How to Manage Conflict with Difficult Event Clients



How to Manage Conflict with Difficult Event Clients

We've all been there at least once: we receive an angry call (or email) from an event client, bombarding us with accusations or demanding explanations.

 

If unjustified, these moments can lead to greater conflicts, which may have a negative impact on our work as event professionals, not to mention jeopardize the outcomes of the event we are planning for the discontent client.

 

As the financial expert Mark P. Cussen highlights, "Working with difficult and controlling people can be hard in any situation, but having clients who fall into these categories can be especially hard to bear. Clients who expect too much or try to micro-manage your practice can make it hard for you to do your job."

 

Needless to say, in the event industry, it can be quite frustrating when you need to manage conflicts with difficult clients on top of dealing with multiple event-planning or marketing issues.

However, being a true professional means knowing how to overcome these tense situations through emotional intelligence.

 

Here's how you can handle your difficult clients:

 

 

Remember that the client IS NOT always right

When facing a conflictual situation or dealing with a controlling event client, you may tend to automatically believe that he or she is right and there’s something wrong with the way you do your work.

However, don't just jump into asserting your client’s criticism. Stop for a second and listen to what he or she has to say, then analyze if the accusations are true or not. Remember that the client is not always right.

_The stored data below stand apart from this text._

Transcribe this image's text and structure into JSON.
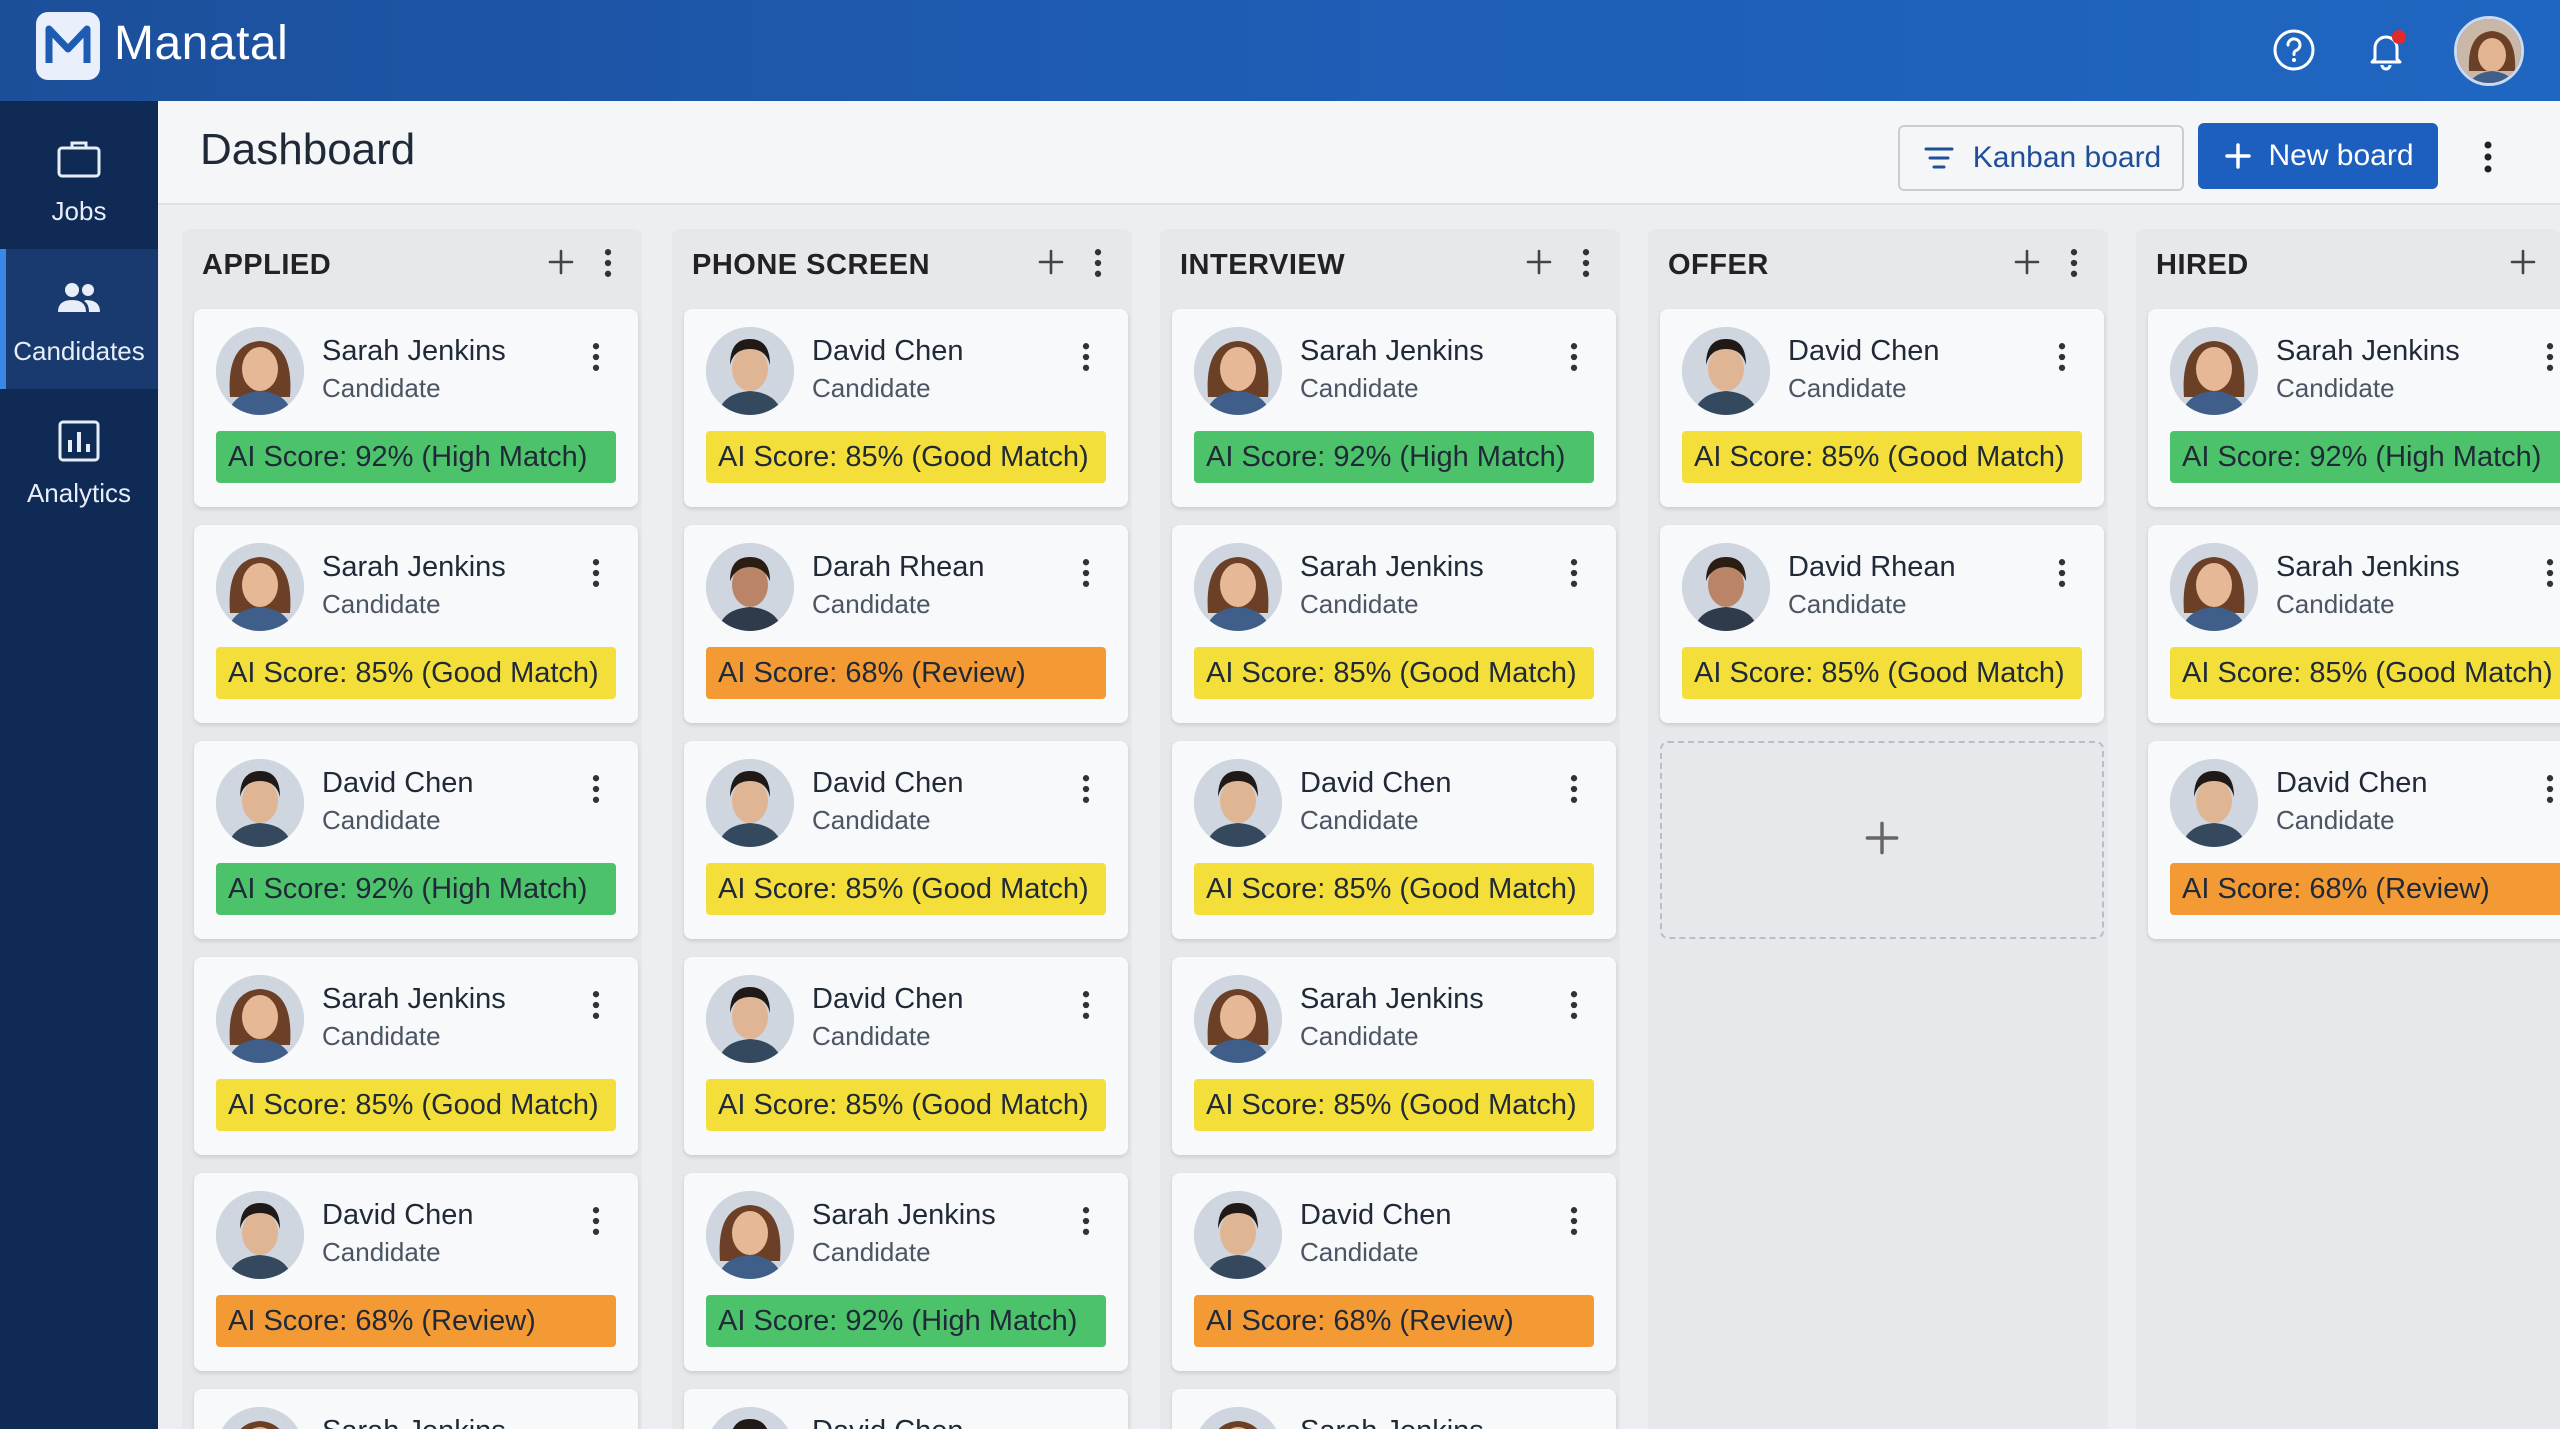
{
  "app": {
    "brand": "Manatal",
    "logo_letter": "M"
  },
  "topbar": {
    "help_icon": "help-circle-icon",
    "notification_icon": "bell-icon",
    "avatar": "user-avatar"
  },
  "sidebar": {
    "items": [
      {
        "label": "Jobs",
        "icon": "briefcase-icon",
        "active": false
      },
      {
        "label": "Candidates",
        "icon": "users-icon",
        "active": true
      },
      {
        "label": "Analytics",
        "icon": "bar-chart-icon",
        "active": false
      }
    ]
  },
  "header": {
    "title": "Dashboard",
    "kanban_label": "Kanban board",
    "new_board_label": "New board"
  },
  "colors": {
    "high_match": "#4cc26a",
    "good_match": "#f4df3a",
    "review": "#f39a35",
    "primary": "#1d5fbf",
    "topbar": "#1e5cb3",
    "sidebar": "#0f2a55"
  },
  "columns": [
    {
      "title": "APPLIED",
      "cards": [
        {
          "name": "Sarah Jenkins",
          "role": "Candidate",
          "score": "AI Score: 92% (High Match)",
          "level": "green",
          "person": "f"
        },
        {
          "name": "Sarah Jenkins",
          "role": "Candidate",
          "score": "AI Score: 85% (Good Match)",
          "level": "yellow",
          "person": "f"
        },
        {
          "name": "David Chen",
          "role": "Candidate",
          "score": "AI Score: 92% (High Match)",
          "level": "green",
          "person": "m"
        },
        {
          "name": "Sarah Jenkins",
          "role": "Candidate",
          "score": "AI Score: 85% (Good Match)",
          "level": "yellow",
          "person": "f"
        },
        {
          "name": "David Chen",
          "role": "Candidate",
          "score": "AI Score: 68% (Review)",
          "level": "orange",
          "person": "m"
        }
      ],
      "partial": {
        "name": "Sarah Jenkins",
        "person": "f"
      }
    },
    {
      "title": "PHONE SCREEN",
      "cards": [
        {
          "name": "David Chen",
          "role": "Candidate",
          "score": "AI Score: 85% (Good Match)",
          "level": "yellow",
          "person": "m"
        },
        {
          "name": "Darah Rhean",
          "role": "Candidate",
          "score": "AI Score: 68% (Review)",
          "level": "orange",
          "person": "m2"
        },
        {
          "name": "David Chen",
          "role": "Candidate",
          "score": "AI Score: 85% (Good Match)",
          "level": "yellow",
          "person": "m"
        },
        {
          "name": "David Chen",
          "role": "Candidate",
          "score": "AI Score: 85% (Good Match)",
          "level": "yellow",
          "person": "m"
        },
        {
          "name": "Sarah Jenkins",
          "role": "Candidate",
          "score": "AI Score: 92% (High Match)",
          "level": "green",
          "person": "f"
        }
      ],
      "partial": {
        "name": "David Chen",
        "person": "m"
      }
    },
    {
      "title": "INTERVIEW",
      "cards": [
        {
          "name": "Sarah Jenkins",
          "role": "Candidate",
          "score": "AI Score: 92% (High Match)",
          "level": "green",
          "person": "f"
        },
        {
          "name": "Sarah Jenkins",
          "role": "Candidate",
          "score": "AI Score: 85% (Good Match)",
          "level": "yellow",
          "person": "f"
        },
        {
          "name": "David Chen",
          "role": "Candidate",
          "score": "AI Score: 85% (Good Match)",
          "level": "yellow",
          "person": "m"
        },
        {
          "name": "Sarah Jenkins",
          "role": "Candidate",
          "score": "AI Score: 85% (Good Match)",
          "level": "yellow",
          "person": "f"
        },
        {
          "name": "David Chen",
          "role": "Candidate",
          "score": "AI Score: 68% (Review)",
          "level": "orange",
          "person": "m"
        }
      ],
      "partial": {
        "name": "Sarah Jenkins",
        "person": "f"
      }
    },
    {
      "title": "OFFER",
      "cards": [
        {
          "name": "David Chen",
          "role": "Candidate",
          "score": "AI Score: 85% (Good Match)",
          "level": "yellow",
          "person": "m"
        },
        {
          "name": "David Rhean",
          "role": "Candidate",
          "score": "AI Score: 85% (Good Match)",
          "level": "yellow",
          "person": "m2"
        }
      ],
      "add_slot": true
    },
    {
      "title": "HIRED",
      "cards": [
        {
          "name": "Sarah Jenkins",
          "role": "Candidate",
          "score": "AI Score: 92% (High Match)",
          "level": "green",
          "person": "f"
        },
        {
          "name": "Sarah Jenkins",
          "role": "Candidate",
          "score": "AI Score: 85% (Good Match)",
          "level": "yellow",
          "person": "f"
        },
        {
          "name": "David Chen",
          "role": "Candidate",
          "score": "AI Score: 68% (Review)",
          "level": "orange",
          "person": "m"
        }
      ]
    }
  ]
}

That’s why, if you receive an angry call or email, take your time to understand what’s wrong and then calmly and politely state your position, backing your opinions with strong arguments and explanations.

 

 

Use the art of negotiation

When dealing with a difficult client, don't hesitate to act as a true negotiator. "How this can help?" you must be wondering. According to Alison Wood Brooks, an assistant professor at Harvard Business School, when it comes to negotiating, one must be wise about emotional display.

 

If you want to win a negotiation, you have to control not only the way you feel, but also the emotions you let the other person see. Brooks notes that by doing so, you’ll be able to actually manage your counterpart’s emotions and minimize the possible negative effects.

 

As she explains, "If your counterpart seems anxious or angry, injecting humor or empathetic reassurance can dramatically change the tone of the interaction. By the same token, if your counterpart seems overconfident or pushy, expressing well-placed anger can inspire a healthy dose of fear."

 

 

Be sure to double-confirm everything via emails

Although recommended in all cases, when working with difficult clients, be sure to reaffirm everything via emails. Agreeing upon things face-to-face or via phone is not enough. You need concrete proof that your client is giving you the green light to execute certain event-related actions. That way, in case of a conflict, you’ll have the written evidence to back up your arguments.

 

 

Know what your boundaries are

There are different types of event-related conflicts. Don't let your clients become verbally or emotionally abusive. Establish healthy boundaries and know your limits. Decide what type of behavior or treatment you won't accept and in which cases you'll have cancel your collaboration with the difficult client. Always think about your well-being and do what's best for you.

 

 

Be respectful no matter what

Being rude or aggressive with your clients, no matter how difficult they are, is never justified. Always be as polite as possible. If you feel like you can’t go on without being disrespectful, interrupt the conversation and take a break to restore your integrity. You never know how far a difficult client may go, so you’ll want to have a fair attitude toward him or her. By doing so, you’ll leave no space for accusation about your "unbearable personality” and “lack of professionalism."

 

 

Call to action

If you find yourself planning an event for a difficult client, don’t get discourage or rush to cancel the contract (except if the interaction becomes abusive). This may be a great opportunity to learn about managing conflictual situations and sharpen your diplomatic skills. Good luck!